GAECO cumpre mandados contra uso ilegal de câmaras de bronzeamento artificial em Indaial (SC)

Mesmo proibido no Brasil, uso de câmaras de radiação UV era divulgado nas redes sociais.

Um esquema de bronzeamento artificial operado de forma clandestina em residências comuns foi alvo de uma operação do Ministério Público nesta quinta-feira (29/01/26), em Indaial, no Médio Vale do Itajaí. Casas foram transformadas em clínicas improvisadas para oferecer sessões com câmaras de radiação ultravioleta (UV), cujo uso é proibido no Brasil desde 2009 por representar riscos graves à saúde.

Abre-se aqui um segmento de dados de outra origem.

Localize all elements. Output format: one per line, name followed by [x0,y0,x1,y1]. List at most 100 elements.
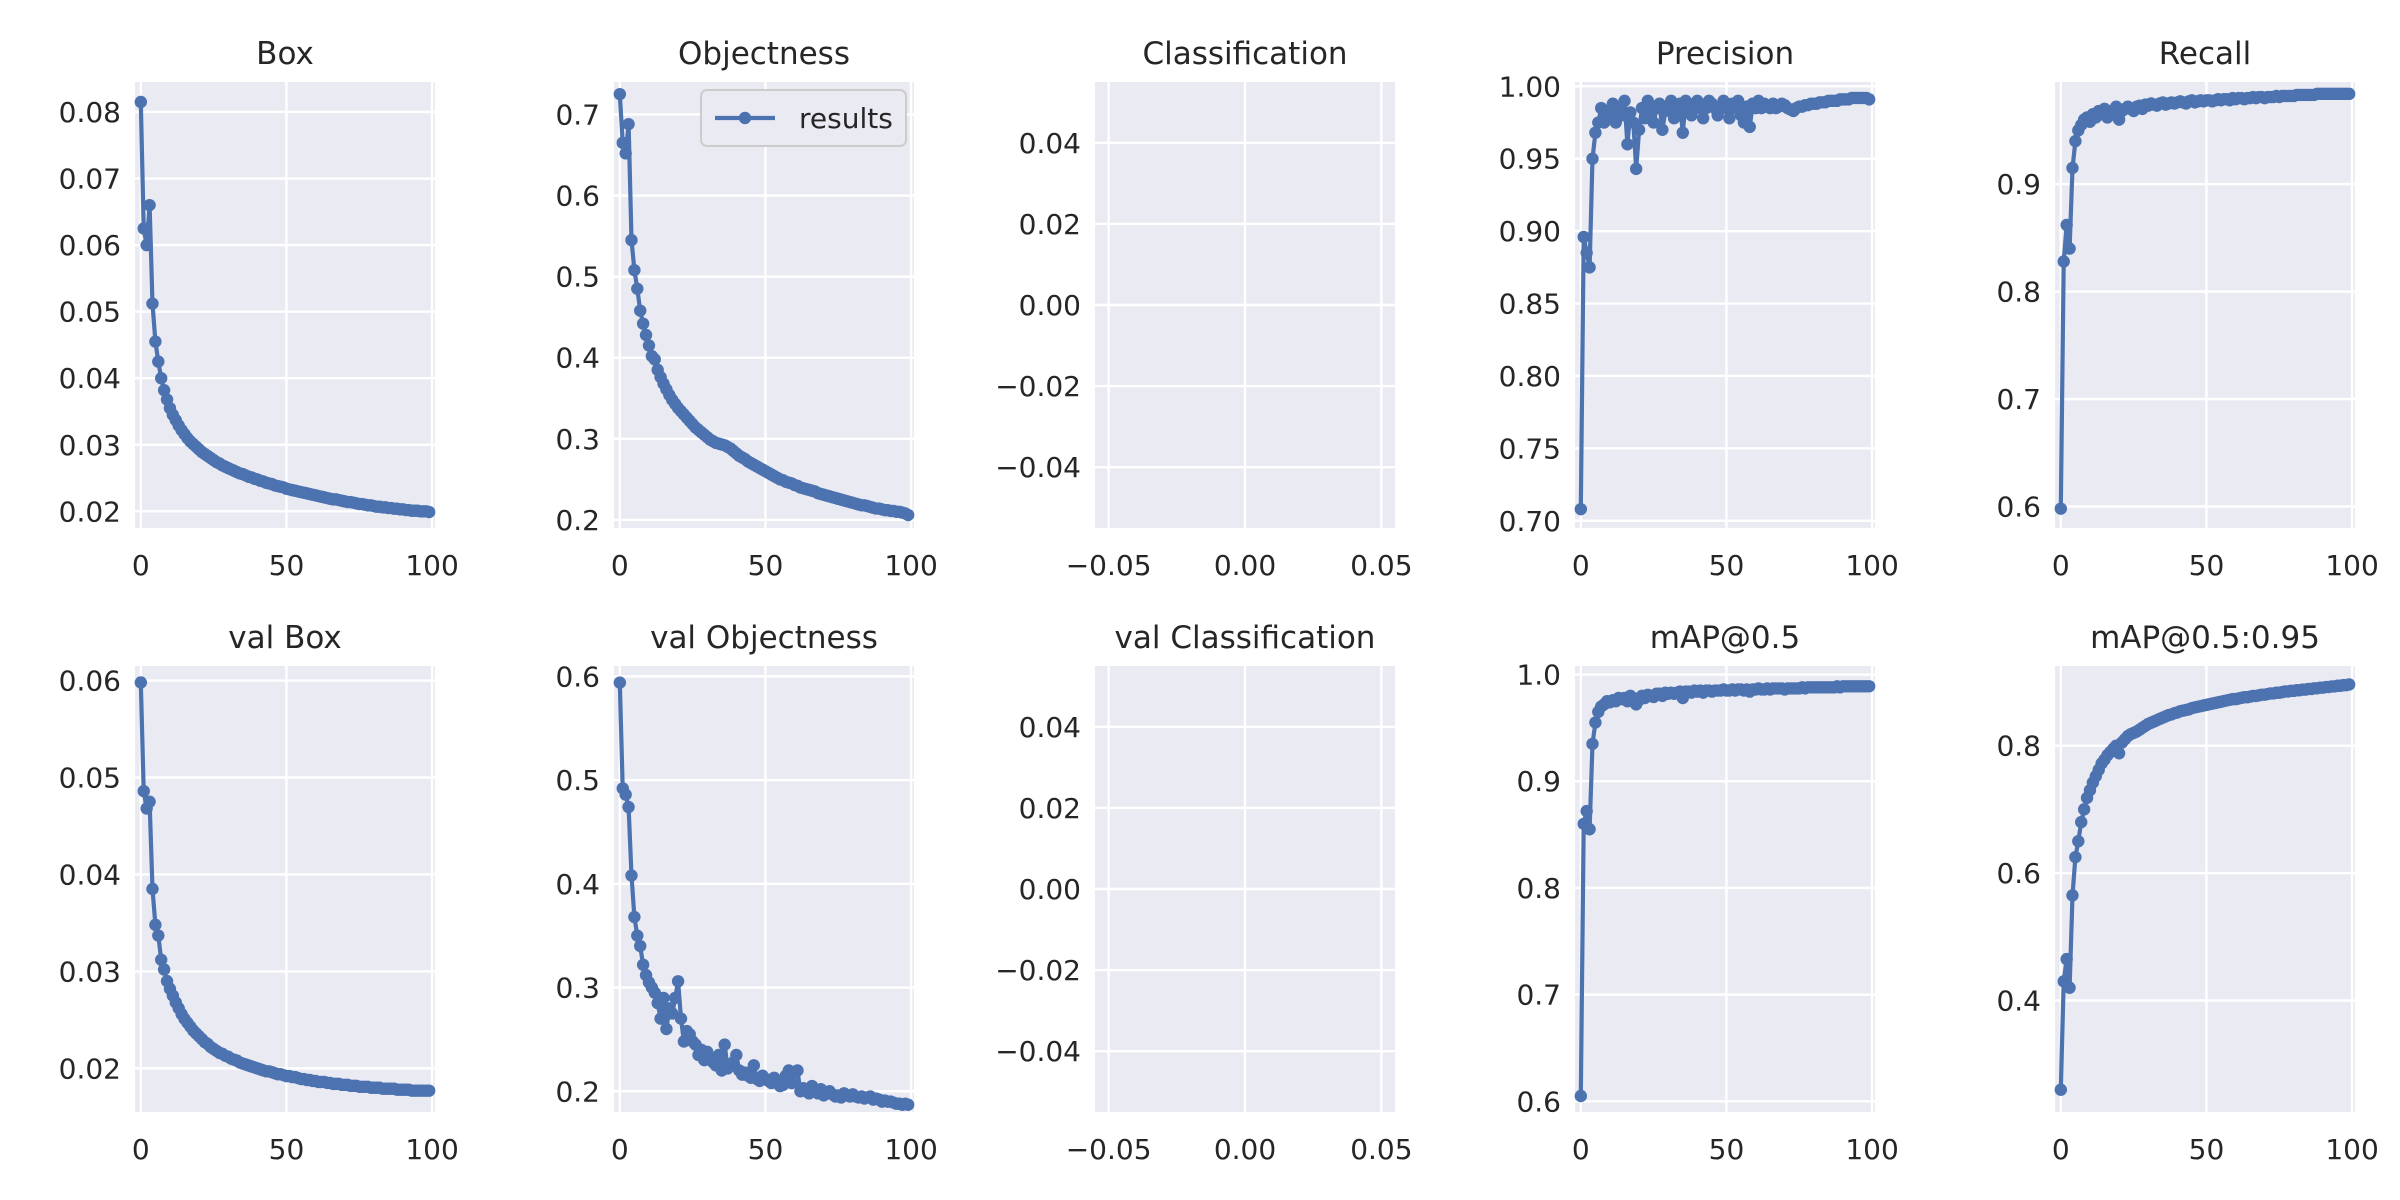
subplot-title: Recall [2159,36,2252,72]
data-point [1583,261,1596,274]
subplot-title: val Objectness [650,620,878,656]
data-point [1586,152,1599,165]
data-point [625,869,638,882]
x-tick-label: 50 [2189,549,2225,582]
y-tick-label: 0.04 [1019,711,1081,744]
data-point [1685,109,1698,122]
data-point [152,929,165,942]
y-tick-label: 0.7 [555,98,600,131]
data-point [613,87,627,101]
data-point [1632,123,1646,136]
x-tick-label: 0.05 [1350,549,1412,582]
x-tick-label: 0.00 [1214,549,1276,582]
x-tick-label: −0.05 [1066,1133,1152,1166]
data-point [1624,106,1637,119]
y-tick-label: 0.6 [1996,491,2041,524]
data-point [155,372,168,385]
data-point [625,233,638,247]
y-tick-label: 0.6 [1996,857,2041,890]
data-point [2066,889,2079,902]
data-point [1583,823,1596,836]
data-point [622,800,635,814]
data-point [1723,112,1736,125]
y-tick-label: 0.6 [555,180,600,213]
data-point [2060,952,2073,966]
subplot-precision: Precision 0 50 100 0.70 0.75 0.80 0.85 0.90 0.95 1… [1499,36,1899,582]
data-point [1667,112,1681,125]
y-tick-label: 0.04 [1019,127,1081,160]
x-tick-label: 0 [132,549,150,582]
y-tick-label: 0.6 [1516,1085,1561,1118]
subplot-val-objectness: val Objectness 0 50 100 0.2 0.3 0.4 0.5 0.6 [555,620,937,1166]
x-tick-label: 100 [405,1133,458,1166]
data-point [1696,112,1710,125]
data-point [657,991,670,1005]
subplot-title: Box [256,36,314,72]
data-point [1647,116,1660,129]
data-point [137,784,150,798]
data-point [1586,737,1599,751]
legend-marker-swatch [738,111,752,125]
legend-frame [700,89,907,147]
x-tick-label: 50 [1709,1133,1745,1166]
data-point [628,910,641,924]
subplot-objectness: Objectness 0 50 100 0.2 0.3 0.4 0.5 0.6 0.7 result… [555,36,937,582]
plot-area [135,82,435,528]
data-point [422,505,436,519]
y-tick-label: 0.5 [555,764,600,797]
y-tick-label: 0.05 [59,762,121,795]
data-point [146,882,159,896]
y-tick-label: 0.3 [555,972,600,1005]
data-point [2342,678,2356,691]
y-tick-label: 0.4 [555,868,600,901]
x-tick-label: 100 [405,549,458,582]
subplot-recall: Recall 0 50 100 0.6 0.7 0.8 0.9 [1996,36,2378,582]
plot-area [2055,82,2355,528]
data-point [660,1022,673,1036]
data-point [901,1098,915,1111]
data-point [616,136,629,150]
data-point [2060,218,2073,232]
x-tick-label: 0 [1572,1133,1590,1166]
data-point [1656,123,1669,136]
data-point [1580,804,1593,818]
legend: results [700,89,907,147]
data-point [134,95,148,109]
data-point [2069,134,2082,148]
data-point [642,339,656,352]
data-point [1580,246,1593,260]
y-tick-label: 0.6 [555,660,600,693]
y-tick-label: 0.02 [59,495,121,528]
x-tick-label: 0.05 [1350,1133,1412,1166]
x-tick-label: 100 [2325,1133,2378,1166]
data-point [1641,94,1655,108]
data-point [613,676,627,689]
y-tick-label: 0.00 [1019,289,1081,322]
y-tick-label: 0.4 [1996,985,2041,1018]
subplot-title: val Classification [1115,620,1376,656]
data-point [157,384,171,397]
y-tick-label: 0.8 [1516,872,1561,905]
data-point [152,355,165,368]
data-point [2057,255,2070,268]
y-tick-label: 0.08 [59,96,121,129]
x-tick-label: 50 [1709,549,1745,582]
y-tick-label: 0.4 [555,342,600,375]
data-point [1862,680,1876,693]
y-tick-label: 0.9 [1996,168,2041,201]
data-point [2112,747,2126,760]
y-tick-label: 0.07 [59,163,121,196]
y-tick-label: 0.90 [1499,215,1561,248]
data-point [422,1084,436,1097]
data-point [134,676,148,689]
y-tick-label: −0.04 [995,451,1081,484]
data-point [1589,126,1602,139]
subplot-title: Classification [1142,36,1347,72]
data-point [2054,502,2068,515]
y-tick-label: 0.7 [1996,383,2041,416]
y-tick-label: 0.02 [59,1052,121,1085]
data-point [157,963,171,976]
y-tick-label: 0.8 [1996,730,2041,763]
data-point [1676,126,1689,139]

A ação, batizada de “Operação Contraluz”, foi deflagrada pelo GAECO (Grupo de Atuação Especial de Combate às Organizações Criminosas) em conjunto com a 2ª Promotoria de Justiça da cidade. A investigação identificou que os atendimentos eram feitos de forma discreta, com agendamentos em horários alternativos, inclusive à noite, e com divulgação ativa nas redes sociais.

 

Foto: GAECO/SC

Para evitar a fiscalização, os envolvidos montaram estruturas discretas em imóveis residenciais, escondendo a atividade por trás de fachadas comuns. Cortinas nas portas de vidro, horários fora do expediente padrão e atendimentos agendados individualmente ajudavam a manter a operação longe dos olhos das autoridades — o que inspirou o nome da operação.

Foto: GAECO/SC

Com mandados expedidos pela Vara Regional de Garantias de Blumenau, o GAECO cumpriu três ordens de busca e apreensão. Durante a ação, foram recolhidos:

  • Equipamentos de bronzeamento por radiação UV;
  • Registros de atendimentos e listas de clientes;
  • Produtos estéticos variados;
  • Valores em dinheiro.

Divulgação nas redes expunha equipamentos proibidos

Embora os atendimentos ocorressem de forma oculta, a promoção dos serviços era pública. A investigação comprovou que os responsáveis utilizavam redes sociais para atrair clientes, com fotos de “antes e depois” dos procedimentos e imagens dos próprios aparelhos, cuja comercialização e uso são proibidos pela Anvisa (Resolução RDC nº 56/2009).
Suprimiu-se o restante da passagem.